Exponential Smoothing – Black Box Examples

The reason why most people would be interested in and concerned with exponential smoothing (ES) is that it is an effective forecasting technique.

So, with that in mind, I want to discuss two automatic forecasting programs – Forecast Pro and Hyndman’s Forecast program for R – applied to a monthly time series for public construction spending in the US. I do this more or less “black box” in that I am not spending a lot of time on the underlying theory – which is basically a state space model framework – but focus on the process of getting the forecasts and their comparison.

I am testing these programs with a backcasting exercise. Thus, the data for this time series, available from FRED begin January 1993 and extend through May 2014. However, I only use data up to May 2010 to develop forecasting models with these programs. Then, I can compare the forecasts from the models with actual values. So instead of forecasting, you might say I am backcasting. Sometimes this is also called retrodiction, in contrast to prediction.

FREDCS

My plan is to feed both programs data up to and including May 2010, in order to forecast values for the next 24 months.

Forecast Pro

Data input is the first step, and this can be accomplished with Forecast Pro by means of an Excel spreadsheet. There are requirements for how you lay out the data. Basically, the first column, below the first six rows, can contain dates. The first time series is placed in the second column, after noting its name and description, the starting year, starting period (month, quarter, etc), periods per year, and any information on cycles. Then, of course, you store the spreadsheet in a directory where the program can pick it up – but all that is covered in the Forecast Pro manual.

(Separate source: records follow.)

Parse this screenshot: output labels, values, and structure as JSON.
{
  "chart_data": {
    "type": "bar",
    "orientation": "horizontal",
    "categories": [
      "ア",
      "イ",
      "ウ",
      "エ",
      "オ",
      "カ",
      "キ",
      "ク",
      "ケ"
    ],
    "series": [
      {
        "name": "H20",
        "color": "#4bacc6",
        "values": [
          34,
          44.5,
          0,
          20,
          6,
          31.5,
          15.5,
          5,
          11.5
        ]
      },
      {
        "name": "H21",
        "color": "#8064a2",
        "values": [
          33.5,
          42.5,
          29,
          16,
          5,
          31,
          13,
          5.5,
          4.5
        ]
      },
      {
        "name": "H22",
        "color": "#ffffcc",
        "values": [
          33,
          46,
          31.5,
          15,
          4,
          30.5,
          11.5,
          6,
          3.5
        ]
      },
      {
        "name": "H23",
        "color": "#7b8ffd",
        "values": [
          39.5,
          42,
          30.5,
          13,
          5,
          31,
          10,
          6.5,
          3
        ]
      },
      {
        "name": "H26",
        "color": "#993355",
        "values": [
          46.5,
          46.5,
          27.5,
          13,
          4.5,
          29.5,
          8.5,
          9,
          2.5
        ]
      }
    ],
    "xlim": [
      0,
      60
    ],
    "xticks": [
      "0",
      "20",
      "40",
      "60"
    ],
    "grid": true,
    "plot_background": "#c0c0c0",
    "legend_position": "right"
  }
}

Here’s what the program panel looks like, after you trigger the automatic forecasting procedure (click to enlarge).

FPro

So basically you see a graph of the historic data you are feeding into the program. If you look down to Model Details you will see that expert selection picked a multiplicative Winters linear trend, multiplicative seasonality model. The estimated parameters are then given.

Above this, under Expert Analysis, the screen tells you that it looked at both Box-Jenkins (ARIMA) and ES models, picking the ES model based on out-of-sample tests.

Further down on this screen (not shown), the program lists the forecasts, which are graphed with confidence intervals above (shown).

I’ll discuss these forecasts, but first let me say a few words about the Hyndman R Forecast package analysis.

The Hyndman R Forecast Package

R is very big in some of the enterprise IT outfits. I have friends, for example, who view it as essential, and who have helped me recently come up to speed, to an extent, in using it.

After some fumbling around, I settled on running my R programs in R Studio. There is something called the Comprehensive R Archive Network (CRAN) with important open source R programs. Hyndman et al have their Forecast program listed there, and it pops up in R Studio, which is hugely convenient.

Again, there is an issue of data input. In this case, correctly positioning a csv spreadsheet file works well.

The R code I used to generate ES forecasts is as follows:

R

Note I screw up the spelling of ExponentialSmooth in naming the subdirectory. Oh well.

So after you import the csv file with the read command, you convert it to a time series format. Then, you can apply the operation ets(.) to the time series file, producing the parameters of the optimal ES model, based on comparisons of Akaike information criteria from the maximum likelihood estimations used to calculate the parameters of all the models.

Forecast selects ETS(M,Ad,M) as the optimal model. This indicates an additive trend is used, but is damped, and that the seasonal effects are multiplicative – more or less as in the Forecast Pro analysis.

The Forecasts

I called for 24 months of forecasts from both programs.

Here is a table comparing the forecasts from both packages with the actual values of this public construction time series.

TableFPH

The Hyndman et al R Forecast package produces significantly lower Mean Absolute Percentage Error (MAPE) than Forecast Pro in these forecasts – 2.9% compared with 4.9%.

Here is a chart comparing the absolute percent error by month over the forecast horizon.

compRFP

Conclusions

This particular example is a case of random selection. I really have not run other forecasts with this data and these two models, except for actual future projections. So it’s interesting that an explicitly damped linear trend applied to these data generates a superior forecast to whatever it is that Forecast Pro does.

But readers should be aware that, in many instances, Forecast Pro can slightly outperform the R Forecast program, as Hyndman and coauthors document in a critical paper on this automatic forecasting setup in R.

However, the performance of the two programs is very similar.

In general, I would suggest that non-mathematical users, or folks not used to developing computer programs, stick with Forecast Pro, probably getting the company or organization you work for to pony up several hundred to several thousand dollars to get what you need for the scale of the forecasting problem at hand. Incidentally, I should be getting commissions for boosting this program, as often as I do, but I have no connection with the company.

For more mathematically sophisticated users, I strongly recommend getting up to speed on the R Forecast package and other R packages.

Both would be nice to use together. The R programs can support an interesting research effort, doing all sorts of clever things like fitting splines to the data, boosting, and bagging. Forecast Pro on the other hand is great if you have to produce a large number of forecasts and do not have time to dwell too much on the details of each series.